Learning about two IRL premises in this book caught and held my attention: 1) A real ship from 1773, found buried under the rubble of the World Trade Center, and 2) twin-to-twin transfusion syndrome.
Zak hears a voice warning him of danger, and when it saves him and his friends Moira and Kahlid from the subway as it fills inexplicably with sea water, he decides its his guardian angel. He pokes around in his parents' room and safe and discovers he had a twin brother, Tommy, who died when they were two due to TTTS. His parents and a therapist inexplicably hide the boy's death from him and pretended all these years like Tommy didn't exist.
But now Zak's having ...visions? experiences?...of the subway filling with water, and no one else can see them.

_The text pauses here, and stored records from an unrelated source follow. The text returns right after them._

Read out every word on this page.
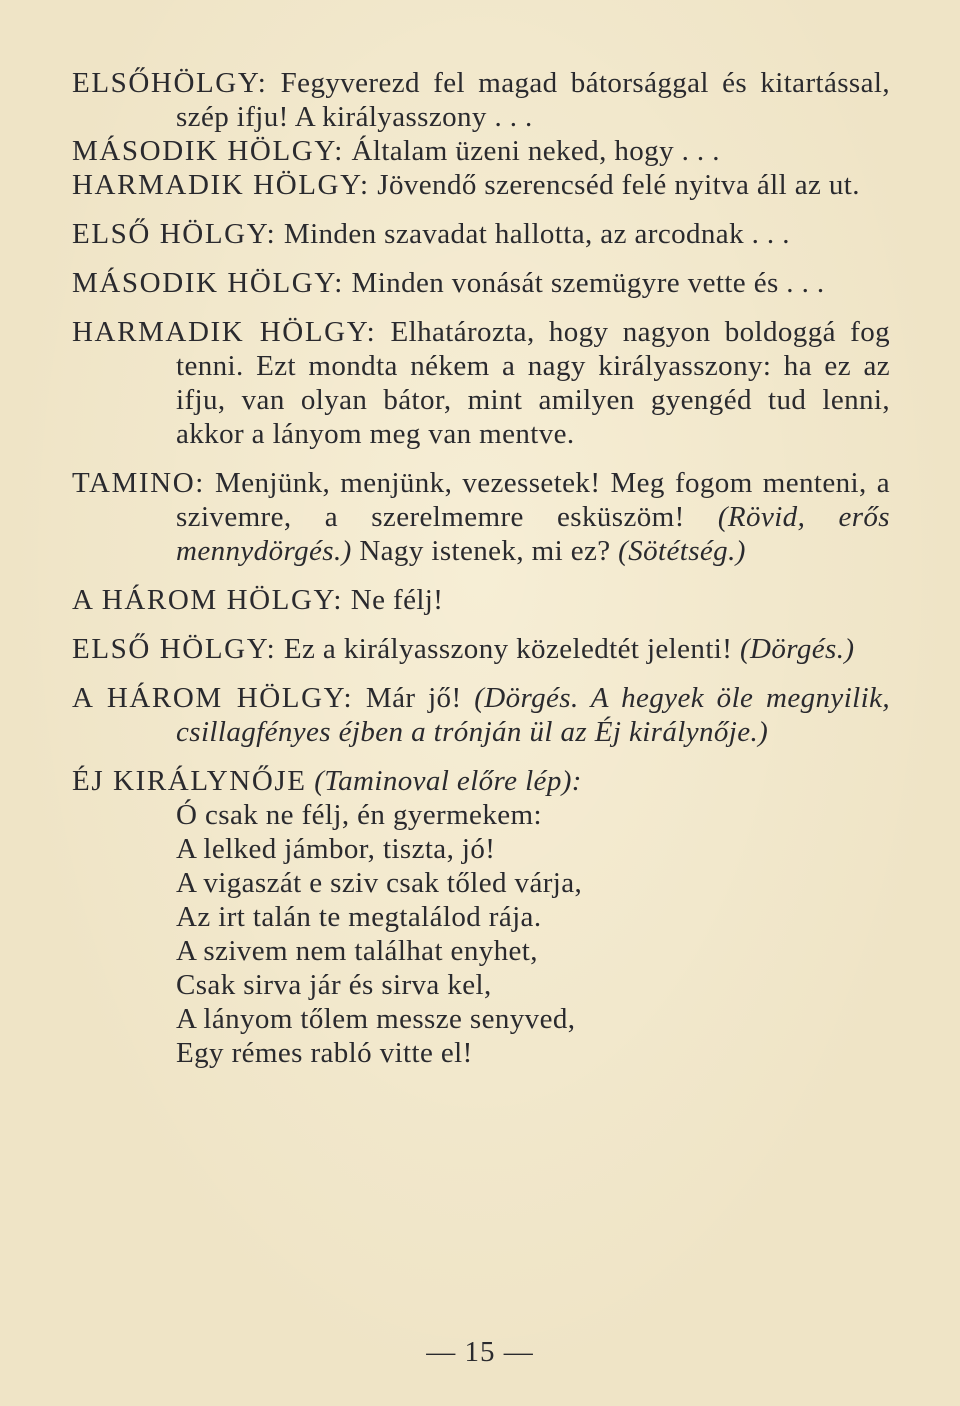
ELSŐHÖLGY: Fegyverezd fel magad bátorsággal és kitartással, szép ifju! A királyasszony . . .

MÁSODIK HÖLGY: Általam üzeni neked, hogy . . .

HARMADIK HÖLGY: Jövendő szerencséd felé nyitva áll az ut.

ELSŐ HÖLGY: Minden szavadat hallotta, az arcodnak . . .

MÁSODIK HÖLGY: Minden vonását szemügyre vette és . . .

HARMADIK HÖLGY: Elhatározta, hogy nagyon boldoggá fog tenni. Ezt mondta nékem a nagy királyasszony: ha ez az ifju, van olyan bátor, mint amilyen gyengéd tud lenni, akkor a lányom meg van mentve.

TAMINO: Menjünk, menjünk, vezessetek! Meg fogom menteni, a szivemre, a szerelmemre esküszöm! (Rövid, erős mennydörgés.) Nagy istenek, mi ez? (Sötétség.)

A HÁROM HÖLGY: Ne félj!

ELSŐ HÖLGY: Ez a királyasszony közeledtét jelenti! (Dörgés.)

A HÁROM HÖLGY: Már jő! (Dörgés. A hegyek öle megnyilik, csillagfényes éjben a trónján ül az Éj királynője.)

ÉJ KIRÁLYNŐJE (Taminoval előre lép):

Ó csak ne félj, én gyermekem:
A lelked jámbor, tiszta, jó!
A vigaszát e sziv csak tőled várja,
Az irt talán te megtalálod rája.
A szivem nem találhat enyhet,
Csak sirva jár és sirva kel,
A lányom tőlem messze senyved,
Egy rémes rabló vitte el!
— 15 —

The voice lures him and his friends back to the subway and they slip through a breach into another world, a parallel universe where magic rules, Moira is in danger just because she's a girl, and Zak can finally talk to Tommy's ethereal form.
They learn the voice was not always Tommy, but another man's ghost, and he has plans, horrific plans, for our world...
I won't spoil the ending. Just know that while this book features a 12-year-old protagonist, it's just creepy enough and deals with some brutal enough treatment of women (sexual abuse is implied but never outright stated) that I'd recommend it for young adult, not middle grade.